Verfasst von: Edwin Platt | 23. Juni 2013

Ein Gebrauchtfahrradmarkt am Hauptbahnhof.


Der allgemeine Deutsche Fahrradclub bietet regelmäßig am Hauptbahnhof einen für Verkäufer kostenlosen Fahrradmarkt an, bei dem Käufern Schutz davor geboten wird, unrechtmäßig zum Verkauf angebotene Räder zu erwerben.

von Edwin Platt

Bahnhofsvorstadt. Der allgemeine Deutsche Fahrradclub, adfc Bremen, betreibt seine Radstation bereits über zehn Jahre im Hauptbahnhof. Neben dem radspezifischen Service des Clubs mit Radtouren, Ersatzteilen, Rädern, Karten und Beratungen findet in den Sommermonaten regelmäßig am ersten Sonnabend des Monats bis Oktober von zehn bis 13 Uhr der Gebrauchtfahrradmarkt vor der Radstation statt.

Bei frischer Brise hat sich Renate Recknagel aus Findorff auf das Rad ihres Enkels geschwungen. Vier Jahre stand das gut Stück, eine Mischung aus Mountainbike und Herrenrad, mit vielen Gängen und volumigen Reifen in Recknagels Keller. Rost ist nicht zu finden. Alles vom Licht bis zur Bremse funktioniert. Renate Recknagels Enkel hat es jedes Jahr, also nur wenige Male, benutzt, wenn er Oma und Opa besuchte. „Jetzt ist er aus dem Alter raus“, erklärt Renate Recknagel ihren Radausflug zum Hauptbahnhof, um einen neuen Besitzer mit dem Rad zu beglücken und Platz im Keller zu schaffen.

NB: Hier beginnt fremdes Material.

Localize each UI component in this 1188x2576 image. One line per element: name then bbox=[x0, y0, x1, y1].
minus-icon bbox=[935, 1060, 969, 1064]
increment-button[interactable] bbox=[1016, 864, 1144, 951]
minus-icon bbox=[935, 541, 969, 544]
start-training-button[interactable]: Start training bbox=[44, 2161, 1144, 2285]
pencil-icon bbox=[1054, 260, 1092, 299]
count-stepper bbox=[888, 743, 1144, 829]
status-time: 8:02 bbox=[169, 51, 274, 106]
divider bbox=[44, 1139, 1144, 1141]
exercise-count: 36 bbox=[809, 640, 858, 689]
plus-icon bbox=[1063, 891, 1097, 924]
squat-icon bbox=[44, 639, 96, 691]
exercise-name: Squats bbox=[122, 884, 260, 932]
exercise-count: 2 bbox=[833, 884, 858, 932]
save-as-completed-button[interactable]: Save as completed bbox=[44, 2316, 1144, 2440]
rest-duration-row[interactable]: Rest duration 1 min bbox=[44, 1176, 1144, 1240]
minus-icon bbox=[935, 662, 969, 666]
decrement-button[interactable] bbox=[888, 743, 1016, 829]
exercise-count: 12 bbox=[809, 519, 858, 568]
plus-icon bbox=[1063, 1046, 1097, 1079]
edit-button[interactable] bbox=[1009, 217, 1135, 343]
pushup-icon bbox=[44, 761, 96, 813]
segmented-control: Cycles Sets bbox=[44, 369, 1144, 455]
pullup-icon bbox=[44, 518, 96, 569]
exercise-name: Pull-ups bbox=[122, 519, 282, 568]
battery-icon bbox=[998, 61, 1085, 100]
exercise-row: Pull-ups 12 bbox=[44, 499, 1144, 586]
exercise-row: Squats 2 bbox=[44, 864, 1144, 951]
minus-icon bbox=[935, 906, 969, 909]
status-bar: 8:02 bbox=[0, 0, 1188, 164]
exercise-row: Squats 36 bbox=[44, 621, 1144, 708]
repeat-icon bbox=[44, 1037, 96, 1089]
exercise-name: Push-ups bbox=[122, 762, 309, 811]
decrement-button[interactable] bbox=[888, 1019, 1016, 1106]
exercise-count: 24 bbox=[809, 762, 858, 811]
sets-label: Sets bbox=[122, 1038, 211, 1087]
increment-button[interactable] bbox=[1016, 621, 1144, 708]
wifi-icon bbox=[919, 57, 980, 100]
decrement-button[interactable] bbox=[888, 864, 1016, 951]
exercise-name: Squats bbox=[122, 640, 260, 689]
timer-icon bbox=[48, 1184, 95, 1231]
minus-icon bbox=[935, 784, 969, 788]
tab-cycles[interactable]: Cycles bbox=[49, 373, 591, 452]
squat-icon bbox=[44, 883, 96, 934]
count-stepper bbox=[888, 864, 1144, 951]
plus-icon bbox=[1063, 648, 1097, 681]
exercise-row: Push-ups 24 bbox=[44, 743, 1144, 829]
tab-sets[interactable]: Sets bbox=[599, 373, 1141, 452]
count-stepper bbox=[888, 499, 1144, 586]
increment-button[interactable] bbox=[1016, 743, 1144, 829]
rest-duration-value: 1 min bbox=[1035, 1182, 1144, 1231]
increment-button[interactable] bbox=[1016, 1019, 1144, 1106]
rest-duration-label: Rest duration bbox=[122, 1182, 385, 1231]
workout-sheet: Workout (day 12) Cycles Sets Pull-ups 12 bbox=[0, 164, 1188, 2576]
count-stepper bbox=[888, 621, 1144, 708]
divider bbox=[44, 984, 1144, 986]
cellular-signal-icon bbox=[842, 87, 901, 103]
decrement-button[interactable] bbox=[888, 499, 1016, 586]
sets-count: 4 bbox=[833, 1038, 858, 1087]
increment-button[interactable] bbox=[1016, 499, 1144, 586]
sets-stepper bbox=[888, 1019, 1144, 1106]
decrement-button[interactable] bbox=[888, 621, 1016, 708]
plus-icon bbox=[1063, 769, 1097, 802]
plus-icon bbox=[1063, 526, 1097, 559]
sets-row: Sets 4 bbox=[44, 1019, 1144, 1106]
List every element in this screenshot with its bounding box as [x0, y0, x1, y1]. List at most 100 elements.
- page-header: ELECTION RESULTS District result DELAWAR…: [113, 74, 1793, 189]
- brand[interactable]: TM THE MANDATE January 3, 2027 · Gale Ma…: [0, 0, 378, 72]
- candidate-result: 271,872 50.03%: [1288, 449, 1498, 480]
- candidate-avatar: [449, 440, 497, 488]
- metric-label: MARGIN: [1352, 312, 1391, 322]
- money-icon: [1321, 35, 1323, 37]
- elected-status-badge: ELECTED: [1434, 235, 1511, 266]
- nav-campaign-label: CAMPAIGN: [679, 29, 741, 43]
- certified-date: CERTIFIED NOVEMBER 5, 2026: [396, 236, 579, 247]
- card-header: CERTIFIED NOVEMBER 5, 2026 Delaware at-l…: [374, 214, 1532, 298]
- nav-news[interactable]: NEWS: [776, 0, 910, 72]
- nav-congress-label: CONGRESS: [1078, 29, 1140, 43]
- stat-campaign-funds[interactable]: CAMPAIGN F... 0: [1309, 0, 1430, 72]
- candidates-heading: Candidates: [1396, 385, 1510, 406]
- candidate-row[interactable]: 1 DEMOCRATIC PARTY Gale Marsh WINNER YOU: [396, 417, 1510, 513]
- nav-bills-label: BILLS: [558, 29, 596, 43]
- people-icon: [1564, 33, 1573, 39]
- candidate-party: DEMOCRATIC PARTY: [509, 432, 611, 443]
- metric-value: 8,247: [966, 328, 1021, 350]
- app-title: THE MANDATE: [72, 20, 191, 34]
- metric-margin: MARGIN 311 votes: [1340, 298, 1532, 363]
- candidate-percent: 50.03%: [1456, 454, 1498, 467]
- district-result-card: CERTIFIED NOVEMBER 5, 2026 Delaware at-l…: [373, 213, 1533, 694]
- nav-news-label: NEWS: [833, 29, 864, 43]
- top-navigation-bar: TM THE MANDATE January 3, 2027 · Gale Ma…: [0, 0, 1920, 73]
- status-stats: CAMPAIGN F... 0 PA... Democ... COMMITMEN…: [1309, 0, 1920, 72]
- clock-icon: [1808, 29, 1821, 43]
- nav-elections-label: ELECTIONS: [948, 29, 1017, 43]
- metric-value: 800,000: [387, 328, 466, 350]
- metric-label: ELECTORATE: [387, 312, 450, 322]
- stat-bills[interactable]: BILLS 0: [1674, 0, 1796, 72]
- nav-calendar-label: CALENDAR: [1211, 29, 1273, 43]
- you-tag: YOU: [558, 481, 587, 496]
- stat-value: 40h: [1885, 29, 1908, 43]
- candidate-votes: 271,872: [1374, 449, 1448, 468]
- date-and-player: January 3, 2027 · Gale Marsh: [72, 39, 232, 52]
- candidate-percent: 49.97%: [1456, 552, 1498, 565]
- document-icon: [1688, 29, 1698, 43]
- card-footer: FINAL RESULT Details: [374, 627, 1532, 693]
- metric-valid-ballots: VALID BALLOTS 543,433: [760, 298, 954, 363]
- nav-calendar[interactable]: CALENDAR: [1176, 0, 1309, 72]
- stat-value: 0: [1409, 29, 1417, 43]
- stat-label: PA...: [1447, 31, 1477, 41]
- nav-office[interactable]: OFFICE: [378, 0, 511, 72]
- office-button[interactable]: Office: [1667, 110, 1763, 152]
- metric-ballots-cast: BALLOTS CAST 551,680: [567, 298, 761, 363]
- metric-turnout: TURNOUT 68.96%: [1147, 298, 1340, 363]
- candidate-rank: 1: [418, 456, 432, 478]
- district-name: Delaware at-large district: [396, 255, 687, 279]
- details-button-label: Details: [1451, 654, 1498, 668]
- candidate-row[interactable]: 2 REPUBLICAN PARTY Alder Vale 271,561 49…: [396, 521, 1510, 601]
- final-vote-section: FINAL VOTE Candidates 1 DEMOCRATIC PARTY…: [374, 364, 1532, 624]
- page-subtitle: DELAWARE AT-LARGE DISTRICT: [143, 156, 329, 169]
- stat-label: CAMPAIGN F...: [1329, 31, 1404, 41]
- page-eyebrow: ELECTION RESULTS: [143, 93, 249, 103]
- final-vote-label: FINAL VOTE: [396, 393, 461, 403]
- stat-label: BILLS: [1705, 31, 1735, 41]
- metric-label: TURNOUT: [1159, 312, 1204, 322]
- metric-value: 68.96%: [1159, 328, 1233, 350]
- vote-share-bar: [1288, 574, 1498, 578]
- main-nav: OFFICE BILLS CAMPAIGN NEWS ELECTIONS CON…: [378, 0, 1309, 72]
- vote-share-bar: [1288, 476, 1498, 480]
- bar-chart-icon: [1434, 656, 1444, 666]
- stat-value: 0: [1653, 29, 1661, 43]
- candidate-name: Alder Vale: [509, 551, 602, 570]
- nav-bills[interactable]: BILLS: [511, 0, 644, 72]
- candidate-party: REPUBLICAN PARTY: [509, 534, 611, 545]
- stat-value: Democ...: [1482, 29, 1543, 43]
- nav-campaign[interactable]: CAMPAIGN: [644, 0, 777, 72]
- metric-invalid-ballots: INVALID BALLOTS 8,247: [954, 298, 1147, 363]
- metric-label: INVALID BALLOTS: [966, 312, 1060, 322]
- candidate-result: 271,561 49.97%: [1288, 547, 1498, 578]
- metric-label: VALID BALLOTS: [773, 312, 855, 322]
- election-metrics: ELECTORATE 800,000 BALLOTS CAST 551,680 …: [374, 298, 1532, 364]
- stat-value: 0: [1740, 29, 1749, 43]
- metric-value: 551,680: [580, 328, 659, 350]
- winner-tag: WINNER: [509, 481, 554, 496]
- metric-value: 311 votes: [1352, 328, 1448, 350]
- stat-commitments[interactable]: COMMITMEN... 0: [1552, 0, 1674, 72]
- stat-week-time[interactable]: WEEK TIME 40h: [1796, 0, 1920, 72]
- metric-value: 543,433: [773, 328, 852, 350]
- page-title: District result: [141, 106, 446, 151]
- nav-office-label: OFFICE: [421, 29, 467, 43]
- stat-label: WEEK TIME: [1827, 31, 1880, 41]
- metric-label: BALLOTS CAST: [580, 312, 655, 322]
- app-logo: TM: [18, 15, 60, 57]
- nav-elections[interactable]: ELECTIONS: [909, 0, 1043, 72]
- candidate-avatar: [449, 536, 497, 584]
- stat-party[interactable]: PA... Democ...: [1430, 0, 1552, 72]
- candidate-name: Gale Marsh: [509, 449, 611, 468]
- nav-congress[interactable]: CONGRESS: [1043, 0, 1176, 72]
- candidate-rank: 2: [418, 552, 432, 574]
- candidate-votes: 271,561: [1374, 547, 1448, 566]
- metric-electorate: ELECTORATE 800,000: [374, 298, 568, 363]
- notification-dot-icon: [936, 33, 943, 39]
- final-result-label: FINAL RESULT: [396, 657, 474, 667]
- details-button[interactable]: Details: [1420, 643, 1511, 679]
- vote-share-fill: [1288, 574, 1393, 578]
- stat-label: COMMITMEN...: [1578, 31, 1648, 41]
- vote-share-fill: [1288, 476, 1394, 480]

In der Radstation hat sie ein Preisschild bekommen, ihre Daten hinterlassen und 90 Euro auf dem Schild vermerkt. Neben ihrem Rad steht ein Designe-Hollandrad Marke Gazelle in beige mit Ledersattel und Ledergriffen am Lenker. 550 Euro zeigt das Schild. Bei einem Rennrad Marke Centurion, dem viele Kilometer anzusehen sind, liegen Klickpedale zum Wechseln bereit und das Preisschild zeigt 499 Euro an. Neben diesen Rädern werden etwa 25 weitere angeboten. Vom 20 Zoll Mädchenrad übers viele Jahre alte Bonanza-Rad bis zum „antiken“ Hollandrad mit Rostblumen auf den Schutzblechen und am Kettenkasten und dem neuzeitlich gefederten „Gazelle“ Seniorenmodell ist alles zwischen 50 und 250 Euro zu haben. Darunter auch reparaturfälliges.

Renate Recknagel, jenseits der 70 Jahre, schlägt ihre Handschuhe, in denen am ersten Juni ihre Hände stecken, zusammen. Vor dem Hauptbahnhof ist Wochenendbetrieb. Die Leute strömen in den Bahnhof und heraus, doch für Fahrräder interessieren sich heute nur wenige. In der guten Stunde, die sie nun hier ist, haben vier Räder ihren Besitzer gewechselt und ihr ist kalt und langweilig neben ihrem gepflegten Schätzchen.

Um dem Verkauf gestohlener Räder vorzubeugen, hält der adfc Daten zum Fahrrad jedes Verkäufers und seine Personalien fest. Dafür entstehen dem Verkäufer keine Kosten. Möchten Käufer ihr „neues“ Rad kenntlich machen bietet der adfc für 15 Euro eine verschlüsselte Gravur am Rad oder für acht Euro zwei besondere Klebeetiketten zur Identifizierung, falls das Fahrrad nach ungewolltem Verlust wieder auftaucht.

Neben Fahrrädern werden Satteltaschen, Körbe und weiteres Zubehör vor der Radstation gebraucht und in der Radstation neu feilgeboten. Doch Renate Recknagel hat daran keinen Gefallen mehr, hat keinen Bedarf, möchte ja verkaufen. Sie nimmt das Rad des Enkels und will den Tag jetzt anders gestalten. Drei, vier Räder weiter hört sie: „Für 50 Euro?“ von einem anderen Verkäufer. „Es ist zwar nicht weit und wenigstens wärmer als auf dem Rad, aber die Verbindungen nach Findorff sind am Wochenende nicht gut“, verlässt Renate Recknagel nach fast zwei Stunden den Gebrauchtfahrradmarkt des adfc, um Platz im Keller und 50 Euro bereichert und ohne das Gästefahrrad für den Enkel.